Schon jetzt ist Deutschland so engmaschig mit Häusern, Straßen, Rohren und Leitungen durchzogen, dass es kaum noch zusammenhängende Naturräume gibt. Laut einer Studie des Leibniz-Instituts für ökologische Raumentwicklung (IÖR) in Dresden gibt es in der gesamten Bundesrepublik keinen Punkt, der weiter als 6,3 Kilometer vom nächsten Gebäude entfernt liegt. In den allermeisten Landstrichen erreicht man das nächste Haus bereits nach höchstens 1,5 Kilometern. „Wenn man jetzt noch anfinge, lauter Tiny Houses auf die grüne Wiese zu stellen, würde man neben fortschreitender Zersiedlung auch mehr schädliches Verkehrsaufkommen verursachen“, erklärt Sonne. „Denn die Bewohner müssten ja fast alle Dinge des täglichen Lebens mit dem Auto erledigen.“ Das widerspräche jeglichen Prinzipien des nachhaltigen Städtebaus, findet der Forscher und legt sich fest: „Tiny Houses als Zukunftsmodell für einen nachhaltigen Wohnungsbau zu propagieren, ist nahezu absurd.“
Unkonventionelles Denken gefragt
Verteufeln will der Bau-Historiker die Winzlinge dennoch nicht. Mit Blick auf die Wohnungsknappheit könnten Tiny Houses vielleicht ein kleiner Teil der Lösung sein, räumt Sonne ein, „allerdings nur sehr punktuell und eher im urbanen Bereich.“ Dazu müsste man aber auch mal unkonventionell denken, fordert Sonne: „Vorstellbar finde ich beispielsweise, dass man im städtischen Bereich Tiny Houses in größeren Einfamilienhausgärten aufstellt und so die Flächen nachverdichtet.“ Der Experte verweist auf ein altes, aber durchaus vergleichbares Wohnmodell aus dem ländlichen Raum: „Auf Bauernhöfen gab es früher die sogenannten Ausgedinge; das waren kleinere abgesonderte Wohngebäude, in denen die Älteren unterkamen, nachdem sie den Hof an ihre Nachfolger übergeben hatten.“
Stadtsoziologe Marcus Menzl sieht in der Nachverdichtung durch Tiny Houses in den Gärten von Stadthäusern sogar ein mögliches Mittel gegen den sogenannten Donut-Effekt, der vielen kleineren und mittleren Kommunen Bauchschmerzen bereitet: leere Ortskerne, die umringt sind von aufgeblähten Einfamilienhaus-Stadtteilen aus den 1950er- und 1960er-Jahren mit großen Gärten.

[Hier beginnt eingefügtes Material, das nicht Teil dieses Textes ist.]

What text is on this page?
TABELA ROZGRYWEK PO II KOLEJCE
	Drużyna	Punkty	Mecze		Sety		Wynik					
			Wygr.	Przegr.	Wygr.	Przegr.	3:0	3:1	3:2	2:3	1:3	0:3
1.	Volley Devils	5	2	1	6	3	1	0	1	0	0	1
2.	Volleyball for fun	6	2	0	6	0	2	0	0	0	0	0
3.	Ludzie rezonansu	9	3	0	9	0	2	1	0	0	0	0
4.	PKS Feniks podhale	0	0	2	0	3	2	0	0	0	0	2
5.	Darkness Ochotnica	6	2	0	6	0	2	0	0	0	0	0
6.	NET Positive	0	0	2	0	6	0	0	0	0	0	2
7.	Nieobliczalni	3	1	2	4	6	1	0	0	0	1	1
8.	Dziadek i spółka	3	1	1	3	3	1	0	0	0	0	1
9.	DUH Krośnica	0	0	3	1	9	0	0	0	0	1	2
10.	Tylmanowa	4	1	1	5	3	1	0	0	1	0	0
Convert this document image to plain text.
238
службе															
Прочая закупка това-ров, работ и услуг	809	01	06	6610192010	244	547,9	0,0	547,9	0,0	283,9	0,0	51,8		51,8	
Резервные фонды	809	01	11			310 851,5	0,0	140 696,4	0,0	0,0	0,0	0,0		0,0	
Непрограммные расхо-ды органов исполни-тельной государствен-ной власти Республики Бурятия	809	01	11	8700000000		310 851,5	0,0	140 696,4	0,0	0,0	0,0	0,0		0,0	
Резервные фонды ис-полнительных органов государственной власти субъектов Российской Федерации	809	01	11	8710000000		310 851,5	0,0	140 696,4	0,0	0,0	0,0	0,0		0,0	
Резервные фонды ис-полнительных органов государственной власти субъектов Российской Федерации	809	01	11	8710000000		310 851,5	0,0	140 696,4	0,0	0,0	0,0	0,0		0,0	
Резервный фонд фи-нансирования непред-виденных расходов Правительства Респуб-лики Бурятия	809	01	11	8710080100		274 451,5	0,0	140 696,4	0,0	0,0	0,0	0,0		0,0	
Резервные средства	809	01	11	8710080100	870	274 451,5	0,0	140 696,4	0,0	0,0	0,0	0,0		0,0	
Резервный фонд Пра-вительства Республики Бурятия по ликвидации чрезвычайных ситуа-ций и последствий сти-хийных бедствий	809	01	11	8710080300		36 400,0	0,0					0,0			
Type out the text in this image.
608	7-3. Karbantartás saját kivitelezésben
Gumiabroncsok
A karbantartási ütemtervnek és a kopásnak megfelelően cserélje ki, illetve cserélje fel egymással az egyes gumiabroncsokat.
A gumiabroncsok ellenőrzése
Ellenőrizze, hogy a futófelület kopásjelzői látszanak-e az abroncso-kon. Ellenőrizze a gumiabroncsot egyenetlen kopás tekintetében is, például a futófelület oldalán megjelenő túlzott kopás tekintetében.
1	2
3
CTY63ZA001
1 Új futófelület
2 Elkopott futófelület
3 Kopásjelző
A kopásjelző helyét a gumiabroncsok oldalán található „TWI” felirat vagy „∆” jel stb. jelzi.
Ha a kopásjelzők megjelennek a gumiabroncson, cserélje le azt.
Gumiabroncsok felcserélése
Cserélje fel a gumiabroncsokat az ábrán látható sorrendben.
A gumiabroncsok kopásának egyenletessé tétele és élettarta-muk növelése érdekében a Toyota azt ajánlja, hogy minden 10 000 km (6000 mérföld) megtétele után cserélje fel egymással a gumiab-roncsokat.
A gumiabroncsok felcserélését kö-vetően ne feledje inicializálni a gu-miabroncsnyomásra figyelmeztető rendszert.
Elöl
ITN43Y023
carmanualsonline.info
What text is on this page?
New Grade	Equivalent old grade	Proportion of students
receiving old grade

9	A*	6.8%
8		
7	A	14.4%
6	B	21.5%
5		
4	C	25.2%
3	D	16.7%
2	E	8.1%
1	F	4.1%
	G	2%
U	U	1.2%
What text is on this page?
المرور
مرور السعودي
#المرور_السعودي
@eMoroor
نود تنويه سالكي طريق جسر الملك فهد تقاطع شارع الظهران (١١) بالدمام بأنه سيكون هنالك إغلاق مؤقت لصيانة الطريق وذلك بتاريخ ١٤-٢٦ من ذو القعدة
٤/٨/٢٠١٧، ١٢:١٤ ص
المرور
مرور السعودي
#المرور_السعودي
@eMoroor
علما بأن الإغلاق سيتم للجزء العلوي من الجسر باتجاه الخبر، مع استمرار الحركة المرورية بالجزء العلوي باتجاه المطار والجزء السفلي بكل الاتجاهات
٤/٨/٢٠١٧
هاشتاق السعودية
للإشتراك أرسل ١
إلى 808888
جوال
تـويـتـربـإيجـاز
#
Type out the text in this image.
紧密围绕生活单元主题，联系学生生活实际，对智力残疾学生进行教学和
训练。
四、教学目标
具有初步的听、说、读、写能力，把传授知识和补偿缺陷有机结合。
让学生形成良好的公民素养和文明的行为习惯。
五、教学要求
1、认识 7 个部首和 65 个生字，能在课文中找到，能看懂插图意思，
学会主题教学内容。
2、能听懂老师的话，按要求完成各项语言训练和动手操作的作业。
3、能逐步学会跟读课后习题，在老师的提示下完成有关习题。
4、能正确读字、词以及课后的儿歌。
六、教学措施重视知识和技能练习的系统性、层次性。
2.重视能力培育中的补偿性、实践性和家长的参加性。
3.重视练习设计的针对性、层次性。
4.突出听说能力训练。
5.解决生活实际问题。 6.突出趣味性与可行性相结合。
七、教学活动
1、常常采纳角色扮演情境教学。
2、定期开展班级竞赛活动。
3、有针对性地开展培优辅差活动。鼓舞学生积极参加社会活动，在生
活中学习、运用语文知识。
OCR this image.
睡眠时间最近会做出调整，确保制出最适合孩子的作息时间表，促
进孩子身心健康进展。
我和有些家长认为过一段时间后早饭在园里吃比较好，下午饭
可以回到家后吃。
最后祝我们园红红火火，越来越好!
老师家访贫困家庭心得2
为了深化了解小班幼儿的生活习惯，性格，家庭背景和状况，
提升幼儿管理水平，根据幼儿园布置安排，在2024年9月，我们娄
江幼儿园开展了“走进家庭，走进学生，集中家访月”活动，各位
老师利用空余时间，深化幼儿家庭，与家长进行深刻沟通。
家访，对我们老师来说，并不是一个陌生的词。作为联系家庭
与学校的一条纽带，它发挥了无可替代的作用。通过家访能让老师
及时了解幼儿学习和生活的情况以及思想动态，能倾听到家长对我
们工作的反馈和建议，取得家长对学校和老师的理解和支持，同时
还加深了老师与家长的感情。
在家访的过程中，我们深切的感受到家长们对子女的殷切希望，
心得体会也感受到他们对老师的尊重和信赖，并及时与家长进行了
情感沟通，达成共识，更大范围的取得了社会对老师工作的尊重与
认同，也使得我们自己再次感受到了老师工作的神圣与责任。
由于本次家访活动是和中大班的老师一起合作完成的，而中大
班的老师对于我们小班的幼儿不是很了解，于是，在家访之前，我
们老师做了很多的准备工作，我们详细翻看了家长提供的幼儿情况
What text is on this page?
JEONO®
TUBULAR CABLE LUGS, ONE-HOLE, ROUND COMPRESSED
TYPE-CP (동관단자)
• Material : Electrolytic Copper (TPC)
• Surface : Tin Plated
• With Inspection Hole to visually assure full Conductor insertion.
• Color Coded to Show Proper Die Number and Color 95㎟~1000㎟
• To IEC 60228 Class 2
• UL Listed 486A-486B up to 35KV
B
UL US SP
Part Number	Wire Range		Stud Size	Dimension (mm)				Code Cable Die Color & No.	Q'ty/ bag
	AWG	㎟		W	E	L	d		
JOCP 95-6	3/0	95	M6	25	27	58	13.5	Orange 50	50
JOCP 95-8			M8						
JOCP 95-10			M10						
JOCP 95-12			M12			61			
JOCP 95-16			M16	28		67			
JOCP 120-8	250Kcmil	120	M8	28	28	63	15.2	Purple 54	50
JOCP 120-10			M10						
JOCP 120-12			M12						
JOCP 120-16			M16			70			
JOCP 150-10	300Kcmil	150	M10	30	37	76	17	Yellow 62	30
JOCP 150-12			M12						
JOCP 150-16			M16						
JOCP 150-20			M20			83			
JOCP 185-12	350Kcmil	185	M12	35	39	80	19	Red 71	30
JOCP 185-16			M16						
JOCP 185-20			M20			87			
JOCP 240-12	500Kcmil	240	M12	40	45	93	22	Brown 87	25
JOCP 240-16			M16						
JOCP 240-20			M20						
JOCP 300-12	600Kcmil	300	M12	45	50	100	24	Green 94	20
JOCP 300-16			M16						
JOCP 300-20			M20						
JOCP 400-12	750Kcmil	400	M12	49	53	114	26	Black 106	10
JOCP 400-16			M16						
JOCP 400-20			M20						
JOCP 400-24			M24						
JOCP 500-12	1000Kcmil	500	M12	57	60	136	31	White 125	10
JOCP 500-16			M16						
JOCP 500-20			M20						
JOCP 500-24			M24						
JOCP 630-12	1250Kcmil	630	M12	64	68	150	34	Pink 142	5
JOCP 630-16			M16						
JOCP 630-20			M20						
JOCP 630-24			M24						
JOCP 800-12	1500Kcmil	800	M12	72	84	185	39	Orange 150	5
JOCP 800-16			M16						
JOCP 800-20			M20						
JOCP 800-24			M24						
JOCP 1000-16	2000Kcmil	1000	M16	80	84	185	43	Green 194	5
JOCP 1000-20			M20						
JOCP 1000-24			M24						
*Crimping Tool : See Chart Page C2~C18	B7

Diese Flächen sind heute, ein halbes Jahrhundert nach dem Ende des Babybooms, viel zu dünn besiedelt, um für belebte Innenstädte zu sorgen. „Eine Nachverdichtung mit Tiny Houses in den Gärten oder auf kleineren Restflächen wäre sicher ein Mittel, um gegenzusteuern“, meint Menzl. „Im Idealfall könnten auf diese Weise regelrechte Umzugsketten entstehen: Ältere Paare oder Alleinstehende ziehen aus den Einfamilienhäusern in die Tiny Houses in den Gärten. In die großen Häuser ziehen dann junge Familien ein.“ So ließen sich pro Grundstück je nach Familiengröße drei, vier oder mehr Personen zusätzlich ansiedeln – theoretisch. „Aber einen echten Mengeneffekt werden Tiny Houses wohl niemals erzielen“, räumt Menzl ein.
Oder doch? Wolfgang Sonne und sein Team von der TU Dortmund wollen demnächst eine weitere kreative Form der innerstädtischen Nachverdichtung testen: „Wir werden auf zwei Garagen auf dem Universitätsgelände je ein Tiny House obendrauf setzen.“ Und wer soll darin wohnen? „Vielleicht Studenten“, meint der Bauhistoriker, „oder Gastdozenten.“ Viel wichtiger als diese Frage sei das grundsätzliche Potenzial, das die Idee berge. „Man muss ja nur mal sehen, wie viele freistehende Garagen es hierzulande gibt“, sagt Sonne und betont: Ebenso gut könne man Tiny Houses auf eingeschossige Supermarktgebäude stellen. „Dazu müssten die Supermarktketten ihre Ladenlokale vielleicht nur etwas solider bauen als bislang.“ Dann könnte auf den Dächern buchstäblich das Leben blühen. Den Supermärkten könnte das neben Flächenpachtzahlungen auch potenzielle neue Kunden bescheren.